In the context of investing, “safe” has relative meaning depending on many factors. Primarily, “safe” means what is “safe” to you in your circumstances.
Some factors to consider in determining safety/risk are: purpose for which the dollars are invested, your age, how long until you will use this money in hand, your comfort with account values moving up and down, how often you look at your account(s), dependent needs, health, etc .
For many of our clients “safe” means that they don’t lose money, period. Fair enough, but what is losing money in real terms? A bank account that is federally insured is not protected from taxes and inflation. In reality, considering taxes and inflation in combination, most money in a bank is losing value in real terms. If you are going to retire on those dollars, then you are losing purchasing power every day. In the early 80’s, bank CDs could be found paying interest rates in the mid-teens. With inflation running as high as 20% and the maximum federal income tax bracket at 70%, getting 15% in the bank was a real loser when considering those two erosion factors!
For some, safe can only mean no possibility of loss of principal. That means federally insured bank accounts or government bonds are their choices. Even then, there is no safety if the government goes into default on its debt (bonds), if the government devalues the currency, of if they have to access the account for money before maturity. Government default or devaluation was unthinkable a few years ago, but it may not be as far-fetched as we look into the future and our current debt. We have to think of the risk-reward equation to determine what is safe. If you want government guarantees, then you have to stay with government bonds or band deposits. If you want higher returns then you have to go beyond government guaranteed investments and use corporate or private options like fixed annuities, indexed products, whole life insurance, etc. On a scale of one to 10, this is on lowest end of the risk spectrum.

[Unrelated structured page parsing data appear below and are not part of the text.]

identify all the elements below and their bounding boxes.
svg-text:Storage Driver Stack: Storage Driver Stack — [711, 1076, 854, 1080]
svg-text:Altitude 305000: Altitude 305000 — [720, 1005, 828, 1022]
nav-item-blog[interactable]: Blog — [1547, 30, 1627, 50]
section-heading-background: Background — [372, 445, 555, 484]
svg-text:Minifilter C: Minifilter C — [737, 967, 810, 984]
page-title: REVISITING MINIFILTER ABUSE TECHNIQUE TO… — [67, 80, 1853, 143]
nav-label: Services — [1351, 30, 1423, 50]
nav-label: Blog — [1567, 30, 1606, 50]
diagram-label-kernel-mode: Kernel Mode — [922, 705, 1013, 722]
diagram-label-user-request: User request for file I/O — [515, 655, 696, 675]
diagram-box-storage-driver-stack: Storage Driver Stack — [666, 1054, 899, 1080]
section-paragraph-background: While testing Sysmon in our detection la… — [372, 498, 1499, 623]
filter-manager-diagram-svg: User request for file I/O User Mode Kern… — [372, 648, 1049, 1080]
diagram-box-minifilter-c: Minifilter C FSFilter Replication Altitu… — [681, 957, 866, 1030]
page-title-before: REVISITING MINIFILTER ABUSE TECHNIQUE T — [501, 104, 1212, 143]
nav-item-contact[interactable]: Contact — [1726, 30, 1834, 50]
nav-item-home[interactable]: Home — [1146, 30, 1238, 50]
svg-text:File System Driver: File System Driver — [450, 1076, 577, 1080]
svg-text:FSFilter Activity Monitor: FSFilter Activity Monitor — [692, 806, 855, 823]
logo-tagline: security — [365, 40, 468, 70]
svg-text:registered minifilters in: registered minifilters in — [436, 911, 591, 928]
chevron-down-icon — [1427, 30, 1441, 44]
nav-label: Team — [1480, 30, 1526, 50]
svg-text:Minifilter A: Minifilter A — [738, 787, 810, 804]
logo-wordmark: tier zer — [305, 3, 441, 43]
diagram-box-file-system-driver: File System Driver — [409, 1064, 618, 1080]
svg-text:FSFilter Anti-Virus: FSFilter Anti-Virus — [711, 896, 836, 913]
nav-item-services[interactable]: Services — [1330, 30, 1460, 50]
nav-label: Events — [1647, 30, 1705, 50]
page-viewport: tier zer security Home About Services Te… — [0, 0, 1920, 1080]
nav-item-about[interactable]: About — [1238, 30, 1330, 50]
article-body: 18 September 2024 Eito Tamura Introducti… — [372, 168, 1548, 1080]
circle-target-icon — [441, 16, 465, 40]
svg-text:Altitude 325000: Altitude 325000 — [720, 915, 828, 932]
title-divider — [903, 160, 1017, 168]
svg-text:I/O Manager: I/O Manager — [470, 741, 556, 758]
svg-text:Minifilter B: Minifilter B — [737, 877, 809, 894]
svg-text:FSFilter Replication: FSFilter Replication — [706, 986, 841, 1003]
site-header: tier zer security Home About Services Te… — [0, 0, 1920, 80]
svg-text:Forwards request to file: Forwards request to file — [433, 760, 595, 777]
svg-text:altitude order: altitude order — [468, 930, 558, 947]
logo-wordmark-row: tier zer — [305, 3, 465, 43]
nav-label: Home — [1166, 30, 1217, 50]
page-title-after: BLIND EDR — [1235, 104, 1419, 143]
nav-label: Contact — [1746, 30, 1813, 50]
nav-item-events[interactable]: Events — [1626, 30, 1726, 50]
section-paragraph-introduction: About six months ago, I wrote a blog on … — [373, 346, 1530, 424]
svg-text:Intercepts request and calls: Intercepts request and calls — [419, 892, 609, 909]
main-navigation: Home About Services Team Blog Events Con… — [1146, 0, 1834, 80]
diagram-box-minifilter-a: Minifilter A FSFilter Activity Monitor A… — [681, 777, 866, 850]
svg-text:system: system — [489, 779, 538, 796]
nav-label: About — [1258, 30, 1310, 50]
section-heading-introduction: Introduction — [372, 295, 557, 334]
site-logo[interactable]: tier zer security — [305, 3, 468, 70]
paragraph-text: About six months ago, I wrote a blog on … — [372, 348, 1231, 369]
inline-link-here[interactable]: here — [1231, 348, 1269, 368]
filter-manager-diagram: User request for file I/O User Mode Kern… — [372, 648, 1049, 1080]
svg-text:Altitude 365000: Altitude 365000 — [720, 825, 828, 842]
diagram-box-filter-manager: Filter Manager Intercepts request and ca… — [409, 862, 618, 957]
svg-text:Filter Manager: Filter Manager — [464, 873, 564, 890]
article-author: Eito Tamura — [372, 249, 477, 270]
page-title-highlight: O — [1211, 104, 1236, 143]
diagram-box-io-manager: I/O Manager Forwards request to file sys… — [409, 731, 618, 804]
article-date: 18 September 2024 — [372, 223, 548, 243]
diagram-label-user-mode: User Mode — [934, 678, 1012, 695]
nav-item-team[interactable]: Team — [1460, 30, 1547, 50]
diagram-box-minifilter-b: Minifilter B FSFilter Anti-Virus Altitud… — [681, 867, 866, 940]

If “safe” means that over a given time period you won’t lose money, then you may be capable of having part of your investments in something with some “risk”, albeit very low risk. If you are only thinking of where will this be in 20 or 25 years and you won’t be watching it every day, then you may be a candidate for something with more up and down movement over short time spans but on the upward track over the long haul.
However, and extremely important, is the reality that “safe” is none of the above alone. In planning, “safe” means that you attain your objectives by having a plan and executing it. A plan contains many parts, but one of them is to define objectives and then invest to meet them. Said another way, you have to have emergency funds (cash) in the bank, you have to have an idea of when retirement will begin and what it will look like (what lifestyle you’ll live). Will you remain in your home or make a move? Will it be downsizing and will it cost more? You have to determine whether you will fund none, part, or all of your children’s (grandchildren’s) education. Do you want to leave a legacy or do charitable bequests at death? Will you get long term care insurance or will you self-insure? In each of these instances an investment may look different. The legacy investment might be life insurance or it might be a mostly equity account. Self-insuring for long term care requires very low risk and low yielding investments since it has to be accessible at any time and liquid.
Therefore, “safe” usually means that different investments are invested differently and the overall “mix” is “safe” based on your objectives, timeline, and risk tolerance. We use the investment “buckets” to put our client’s assets in the appropriate time and risk buckets. These can and will change over time as your timeline gets shorter for the use of various “buckets” and using the asset is a reality.